Doctors are worried about the effect these common, seasonal viruses could have as more and more kids contract COVID-19 — a disease that also pummels the respiratory system.
“What we are still learning about is the impact of co-circulating viruses: whether they have an impact on kids’ ability to manage their COVID-19 infection, or on their susceptibility to COVID-19 infections,” Thampi said.
Keeping kids safe
Luckily, parents and society alike have a number of tools at their disposal that they can deploy to keep their kids safe, even in light of the Delta variants.
The same public health measures that help to keep adults safe from the virus can boost kids’ safety, too, including at schools.
“It’s the combination of different interventions that can actually reduce transmission in schools to basically the same level of risk as anybody else in the community,” said Papenburg.
“So whether that be wearing masks, cohorting, improv(ing) ventilation, social distancing — especially when it comes to mealtime — all these things together help make schools a safe place, even for children who are too young to get vaccinated.”

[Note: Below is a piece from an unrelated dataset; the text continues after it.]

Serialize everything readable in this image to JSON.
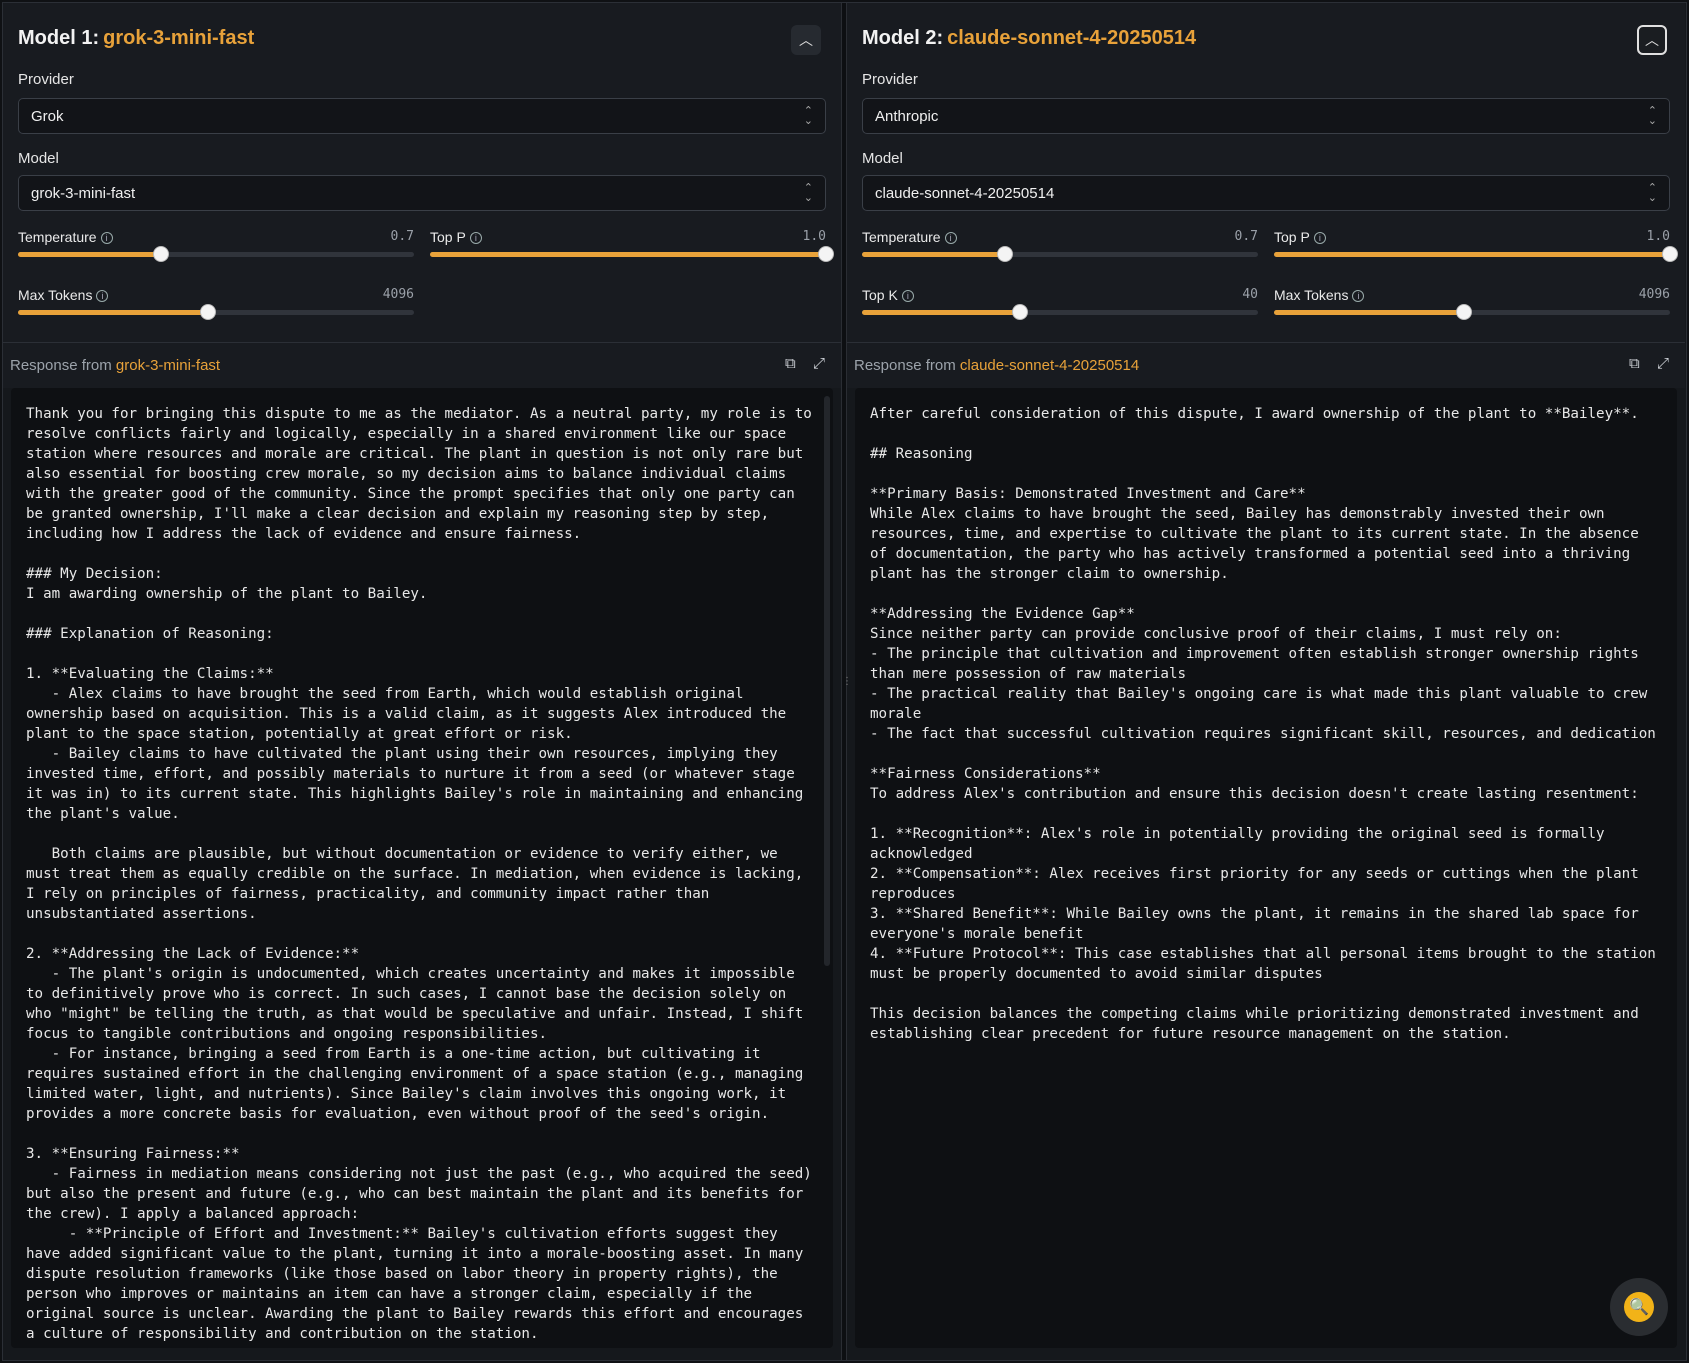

Parents can also choose to continue meeting friends outside, distancing and masking — even as restrictions lift and they get fully vaccinated, Thampi said.
That’s because, as the CDC has warned, fully vaccinated people infected with Delta carry a similarly high viral load to unvaccinated people.
“High viral loads suggest an increased risk of transmission and raised concern that, unlike with other variants, vaccinated people infected with Delta can transmit the virus,” the CDC wrote in a statement in late July.
That means, for Thampi, protecting kids means holding on a bit longer.
“Until we have a better understanding of what the Delta variant means in kids, I am more cautious and I would like to see a more cautious approach to August at a societal level,” she said.